As I started exploring this question and drafting material for the book I realised I could make a blog post about the idea so I could share something with you long before the book is finished.
Importantly the concepts within this, as with my book, do not just apply to photography.
Anyway here we go:
Not all workshops are created equal.
They are supposed to help us grow. By providing structured environments where you invest time, energy, and money to improve a skill; whether that’s photography, painting, writing, or any other creative or professional pursuit.
Some workshops change the game. Others feel like a glorified day out.
The difference usually comes down to one thing: did it challenge you? Did it make you better?
It’s not meant to be easy. In fact, if it was easy, it probably wasn’t a workshop — it was a social hangout masquerading as self-improvement.
There’s nothing wrong with attending something to socialise or simply have fun. I’ve seen and known plenty of photographers do that on workshops. If it’s an active choice that’s fine. Just as long as there’s no illusion this is what it’s for.
The Work in Workshop
The clue’s in the name. “Workshop” implies work — not rest, not vibes, not just having a laugh. And yet I’ve seen people attend workshop after workshop without really doing the thing they claim they want to improve at.
They talk about wanting to get better. They moan about how they wish they had more confidence or more skill. They dissect and debate and dream. But they don’t get stuck in. They don’t push themselves out of the safe zone.
You don’t improve by thinking about photography, or talking about creativity. You improve by doing it.
And sometimes, that means doing things you don’t like.
Growth Doesn’t Always Look Like Fun
For the longest time, I hated studios. I found them cold, uninspiring, and overly technical. My heart was always in natural light and outdoor locations.
But guess what? I’ve now done more studio-based workshops than natural light ones.
Why? Because I knew I needed to get better at them. Because part of levelling up meant going straight towards the thing I avoided, and learning to master it.
If you’re only doing workshops within your comfort zone, you’re not growing.
There’s a sweet spot I try to aim for when picking workshops: they should feel just uncomfortable enough to be a challenge, without being so intimidating they feel impossible. Growth begins at the end of your comfort zone.
How to Pick a Good Workshop
If you’re trying to figure out which workshops are actually worth your time, here’s what I’d look out for:
The right level of discomfort. You should feel slightly nervous going in — that’s a sign it’ll push you. But not paralysed with fear. It should stretch you, not snap you.
Group size. The more people, the less personal feedback. For photography, I find four participants is the sweet spot. If you can afford a 1:1 session, go for it, they’re worth their weight in gold.

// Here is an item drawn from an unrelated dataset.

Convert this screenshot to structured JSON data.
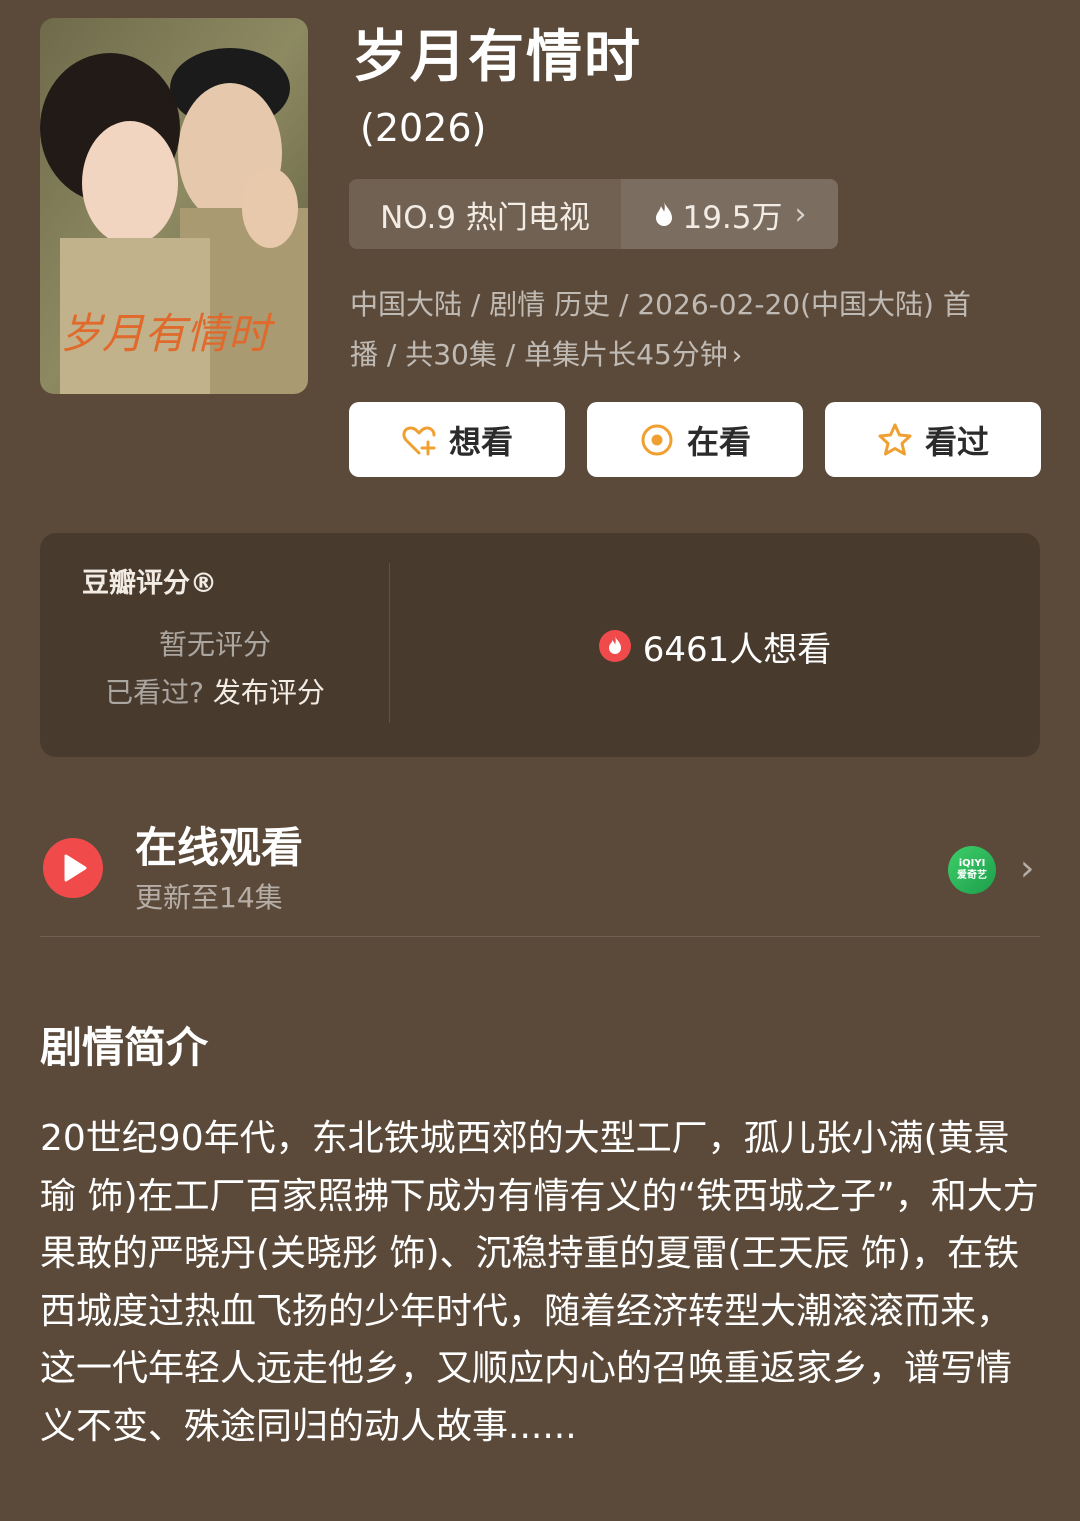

Mentor skill ≠ teaching skill. Just because someone’s good at what they do doesn’t mean they’re good at teaching it. I’ve seen world-class engineers be terrible mentors, and average ones be excellent. Same goes for photographers. Do your research. Read reviews. Watch interviews or podcasts if you can. Don’t just admire their portfolio, assess their ability to communicate.
Look for learning, not entertainment. A fun day is great, but did you leave with new techniques, new confidence, or a new mindset? If not, it might have been a nice time, but not a useful one.
Final Thought
If you want to get better, you’ve got to put the work in. That doesn’t mean suffering, but it does mean showing up with intention. It means doing the hard stuff. The boring stuff. The scary stuff.
Workshops aren’t magic. They don’t do the work for you.
But the right one — at the right time, with the right mentor — can be a catalyst. They can turn a corner you’ve been stuck on for years. They can reveal what you’re truly capable of.
Just remember: improvement doesn’t always feel good in the moment. But it always feels worth it in the end.